If the grid is very dense, on a large screen the software render may slow down. This is noticeable in pan and zoom mostly. The bottleneck is the gtk call that draws the grid points: if there are too many of them, it's slow.

New grid

To overcome this problem, pcb-rnd offers configuration settings to limit the number of dots to be drawn. There are mainly two parallel approaches: using a local grid or draw less dots in a global grid . The old code defined only a global grid and did not have runtime settings for the properties of the grid.
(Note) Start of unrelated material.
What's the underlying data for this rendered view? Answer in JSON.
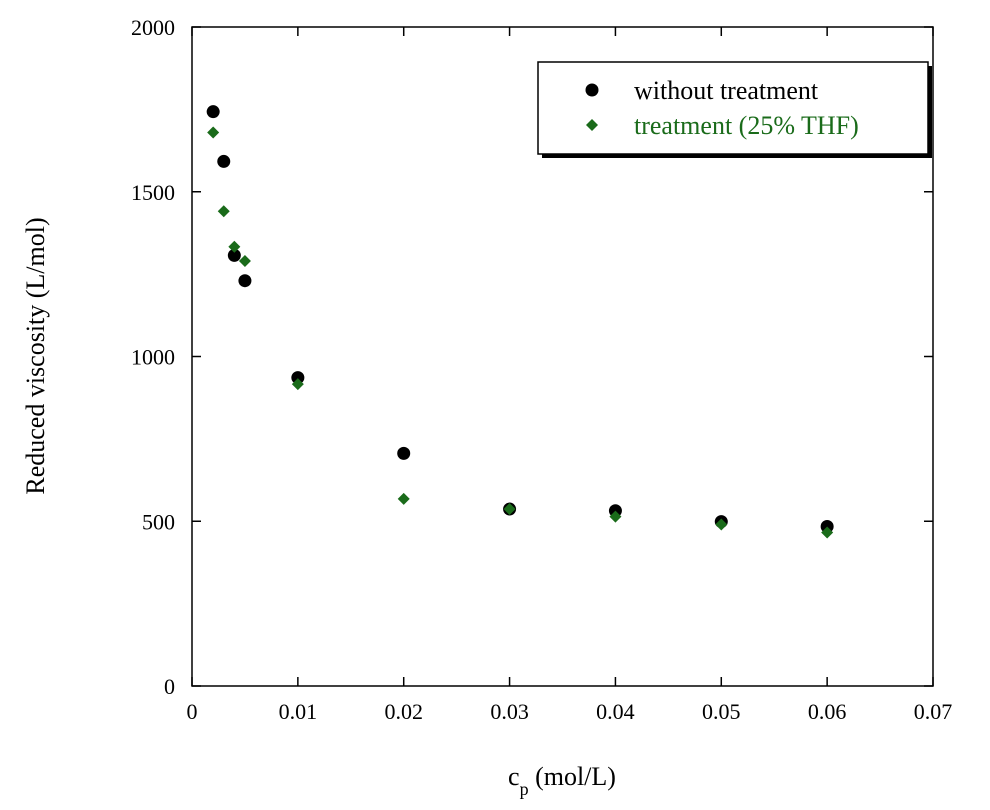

There's a new "Grid properties" submenu in the view menu in the default gtk hid menu file. Screenshots were taken with this menu teared-down to demonstrate the settings.

Global grid improvements

The most trivial optimization is that grid points off the board are simply not drawn:

[screenshot showing of grid]

Next, the compile-time configurable "minimum distance between grid points before it is too dense" setting is user configurable now. The default value can be changed in any of the usual configuration sources . However, when the configured density is reached while zooming out, there are two options.
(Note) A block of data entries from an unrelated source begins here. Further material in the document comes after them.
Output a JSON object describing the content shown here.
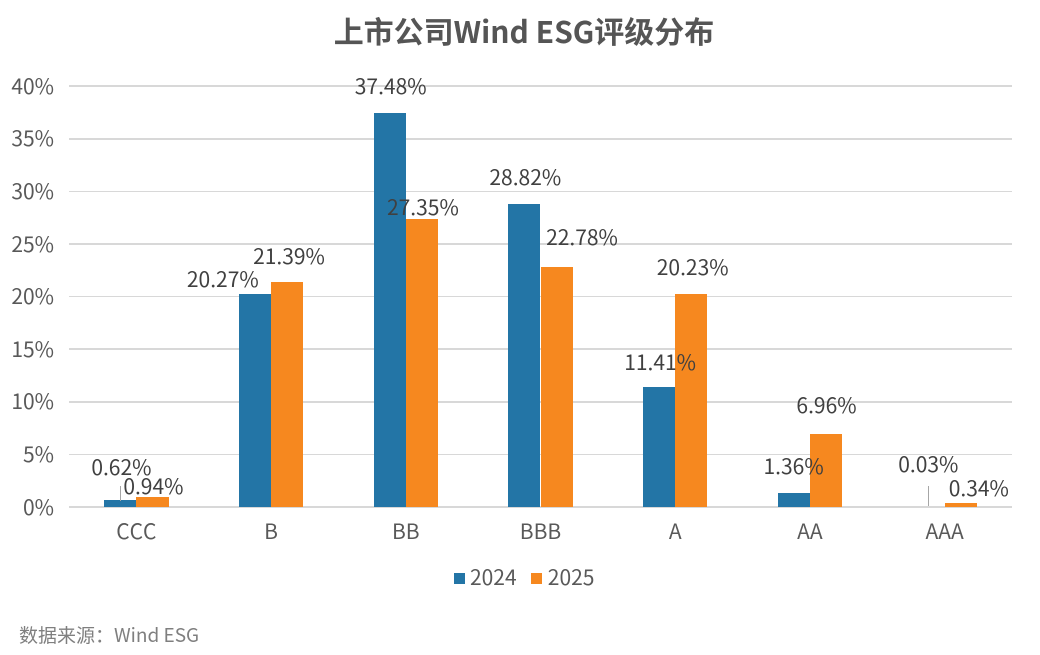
{
  "title": "上市公司Wind ESG评级分布",
  "source_note": "数据来源：Wind ESG",
  "colors": {
    "series_2024": "#2375A6",
    "series_2025": "#F6881F",
    "gridline": "#D8D8D8",
    "title_text": "#555555",
    "axis_text": "#595959",
    "data_label_text": "#404040",
    "source_text": "#7F7F7F",
    "leader_line": "#A6A6A6",
    "background": "#FFFFFF"
  },
  "chart_data": {
    "type": "bar",
    "title": "上市公司Wind ESG评级分布",
    "categories": [
      "CCC",
      "B",
      "BB",
      "BBB",
      "A",
      "AA",
      "AAA"
    ],
    "series": [
      {
        "name": "2024",
        "color": "#2375A6",
        "values": [
          0.62,
          20.27,
          37.48,
          28.82,
          11.41,
          1.36,
          0.03
        ],
        "data_labels": [
          "0.62%",
          "20.27%",
          "37.48%",
          "28.82%",
          "11.41%",
          "1.36%",
          "0.03%"
        ]
      },
      {
        "name": "2025",
        "color": "#F6881F",
        "values": [
          0.94,
          21.39,
          27.35,
          22.78,
          20.23,
          6.96,
          0.34
        ],
        "data_labels": [
          "0.94%",
          "21.39%",
          "27.35%",
          "22.78%",
          "20.23%",
          "6.96%",
          "0.34%"
        ]
      }
    ],
    "xlabel": "",
    "ylabel": "",
    "y_ticks": [
      "0%",
      "5%",
      "10%",
      "15%",
      "20%",
      "25%",
      "30%",
      "35%",
      "40%"
    ],
    "ylim": [
      0,
      40
    ],
    "grid": true,
    "legend_position": "bottom",
    "legend": [
      "2024",
      "2025"
    ]
  }
}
The first, default option is to do the same that the original code did: just hide the grid:

[screenshot with grid option menu]

An alternative is to use sparse global grid which means only every 2nd, 3rd, 4th, ... Nth grid point is drawn. The cursor still snaps to every real grid point, so the grid got sparse only on the display. Note how the line is drawn on invisible grid points:

[screenshot with grid option menu]

Introduction of the local grid

Another approach is to use a local grid. The grid helps finding whether existing objects are aligned or where the next move/click would end up. These are usually interesting only in a small range around the crosshair and less interesting on the other end of the board. Local grid draws the grid points only near the crosshair. Such local grid follows the crosshair everywhere:

[screenshot with grid option menu]

The user can configure or interactively set the radius in which the grid points are drawn:

[screenshot with grid option menu]

The radius is given in "number of grid points", thus the local grid yields a constant number of points that is independent of the actual grid size. When a local grid gets too dense, it is hidden - there's no sparse option, since local grids usually have too few points to make reasonable skips.